To the east, the hewn stones of the Hely Hutchinson reservoir hold back nearly a billion litres of water. While most of the work for the Woodhead reservoir was done by hand, mule and cart, for the Hely Hutchinson an entire steam train was dismantled, whisked to the mountaintop by cableway, and then reassembled to ferry materials to the building site.

At the peak of construction, around 400 unskilled labourers toiled here each day. With the project – delayed for a time by the Anglo-Boer war – stretching over six years, it wasn’t long before a choir, football team and even a mandolin band were formed to entertain workers after a day at the rock face.

It’s a history easily discovered in the small Waterworks Museum at the northern end of the Hely Hutchinson wall.
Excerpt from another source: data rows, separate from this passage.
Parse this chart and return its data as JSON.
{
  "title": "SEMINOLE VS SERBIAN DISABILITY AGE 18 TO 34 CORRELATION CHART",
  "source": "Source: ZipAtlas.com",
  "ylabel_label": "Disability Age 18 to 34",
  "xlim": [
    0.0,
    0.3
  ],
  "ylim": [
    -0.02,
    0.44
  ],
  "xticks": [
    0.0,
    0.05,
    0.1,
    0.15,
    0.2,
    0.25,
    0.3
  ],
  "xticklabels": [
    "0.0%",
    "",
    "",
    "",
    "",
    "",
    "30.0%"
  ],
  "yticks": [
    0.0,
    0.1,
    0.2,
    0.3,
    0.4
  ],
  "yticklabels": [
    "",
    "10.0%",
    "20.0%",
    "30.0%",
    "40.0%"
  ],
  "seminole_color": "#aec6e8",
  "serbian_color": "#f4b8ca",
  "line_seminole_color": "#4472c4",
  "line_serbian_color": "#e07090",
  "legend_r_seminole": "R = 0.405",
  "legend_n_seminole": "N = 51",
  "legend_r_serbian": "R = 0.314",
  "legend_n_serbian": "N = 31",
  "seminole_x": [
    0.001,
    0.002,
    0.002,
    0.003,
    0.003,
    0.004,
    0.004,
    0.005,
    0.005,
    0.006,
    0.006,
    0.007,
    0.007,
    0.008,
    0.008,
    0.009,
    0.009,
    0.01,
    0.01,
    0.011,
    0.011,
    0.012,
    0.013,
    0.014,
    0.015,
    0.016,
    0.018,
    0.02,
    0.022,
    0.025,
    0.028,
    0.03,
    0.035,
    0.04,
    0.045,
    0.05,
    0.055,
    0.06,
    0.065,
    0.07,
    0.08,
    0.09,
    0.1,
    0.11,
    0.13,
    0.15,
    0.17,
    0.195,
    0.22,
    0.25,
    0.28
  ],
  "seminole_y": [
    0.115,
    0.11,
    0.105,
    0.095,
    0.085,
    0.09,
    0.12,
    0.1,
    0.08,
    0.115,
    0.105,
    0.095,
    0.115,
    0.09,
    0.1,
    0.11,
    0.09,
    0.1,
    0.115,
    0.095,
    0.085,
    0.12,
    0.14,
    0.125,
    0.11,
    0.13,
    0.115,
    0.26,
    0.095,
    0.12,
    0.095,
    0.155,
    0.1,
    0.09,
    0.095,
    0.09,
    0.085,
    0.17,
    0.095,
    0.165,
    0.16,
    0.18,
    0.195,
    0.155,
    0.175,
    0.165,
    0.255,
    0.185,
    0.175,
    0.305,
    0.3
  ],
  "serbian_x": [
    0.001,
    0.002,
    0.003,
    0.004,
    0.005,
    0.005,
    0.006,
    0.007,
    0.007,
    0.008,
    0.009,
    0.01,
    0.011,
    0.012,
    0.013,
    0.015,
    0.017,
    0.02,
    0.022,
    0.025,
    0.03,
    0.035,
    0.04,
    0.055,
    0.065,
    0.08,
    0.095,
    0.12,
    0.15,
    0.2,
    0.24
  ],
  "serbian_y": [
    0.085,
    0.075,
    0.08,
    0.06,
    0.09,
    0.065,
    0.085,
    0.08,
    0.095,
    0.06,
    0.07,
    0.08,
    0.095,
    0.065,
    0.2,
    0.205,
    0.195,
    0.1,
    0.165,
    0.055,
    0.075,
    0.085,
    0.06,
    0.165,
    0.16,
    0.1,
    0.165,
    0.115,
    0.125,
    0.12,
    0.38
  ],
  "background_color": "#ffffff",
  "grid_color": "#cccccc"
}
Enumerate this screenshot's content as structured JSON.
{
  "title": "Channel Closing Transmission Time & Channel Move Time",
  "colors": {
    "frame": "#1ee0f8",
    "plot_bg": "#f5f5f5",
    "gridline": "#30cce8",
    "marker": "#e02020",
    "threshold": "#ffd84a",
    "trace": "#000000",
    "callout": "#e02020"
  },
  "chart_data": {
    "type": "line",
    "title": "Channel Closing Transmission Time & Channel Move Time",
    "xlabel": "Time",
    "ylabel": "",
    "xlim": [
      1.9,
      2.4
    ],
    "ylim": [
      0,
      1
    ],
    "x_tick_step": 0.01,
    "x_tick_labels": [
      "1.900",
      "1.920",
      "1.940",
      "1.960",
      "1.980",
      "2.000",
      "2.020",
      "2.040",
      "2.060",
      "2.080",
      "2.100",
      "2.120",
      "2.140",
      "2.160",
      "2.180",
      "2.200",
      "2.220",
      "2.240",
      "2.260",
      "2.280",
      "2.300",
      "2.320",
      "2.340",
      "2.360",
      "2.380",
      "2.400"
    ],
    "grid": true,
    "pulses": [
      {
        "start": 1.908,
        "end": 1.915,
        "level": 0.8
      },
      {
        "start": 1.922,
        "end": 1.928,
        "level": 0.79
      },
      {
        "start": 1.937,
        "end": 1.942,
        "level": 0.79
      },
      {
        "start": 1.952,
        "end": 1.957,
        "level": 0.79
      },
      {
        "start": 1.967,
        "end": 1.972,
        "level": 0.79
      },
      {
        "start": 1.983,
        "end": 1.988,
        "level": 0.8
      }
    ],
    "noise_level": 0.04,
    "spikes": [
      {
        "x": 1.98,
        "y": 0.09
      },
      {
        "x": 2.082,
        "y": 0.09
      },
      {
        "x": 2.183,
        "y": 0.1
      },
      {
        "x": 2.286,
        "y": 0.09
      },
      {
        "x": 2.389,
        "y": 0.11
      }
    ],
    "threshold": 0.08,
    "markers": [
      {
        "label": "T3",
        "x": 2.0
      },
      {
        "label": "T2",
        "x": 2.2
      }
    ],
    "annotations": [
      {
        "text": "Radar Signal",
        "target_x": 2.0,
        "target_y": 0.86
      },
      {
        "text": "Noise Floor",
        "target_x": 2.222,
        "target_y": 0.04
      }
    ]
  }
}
Opened each day by the dam-keepers on their morning rounds to check the water levels, the steam engine that never made it back down the mountain takes pride of place. Along the walls, antique instruments – from cast-iron tools to delicate brass Venturi meters – quietly collect dust; exquisite artworks of a mechanical age.

The steam-driven crane is put outside to rust away under the mountain’s famous tablecloth, while stone plaques hailing the likes of Sir John quietly weather in peace. Fading photographs and photocopied records tell the tales of the sweat and ingenuity that managed to craft dams on a mountaintop. They’re stories that should be told and admired, but are instead all but forgotten by the citizens below. Perhaps not unlike the dams themselves; dams that saved a thirsty city from its own success.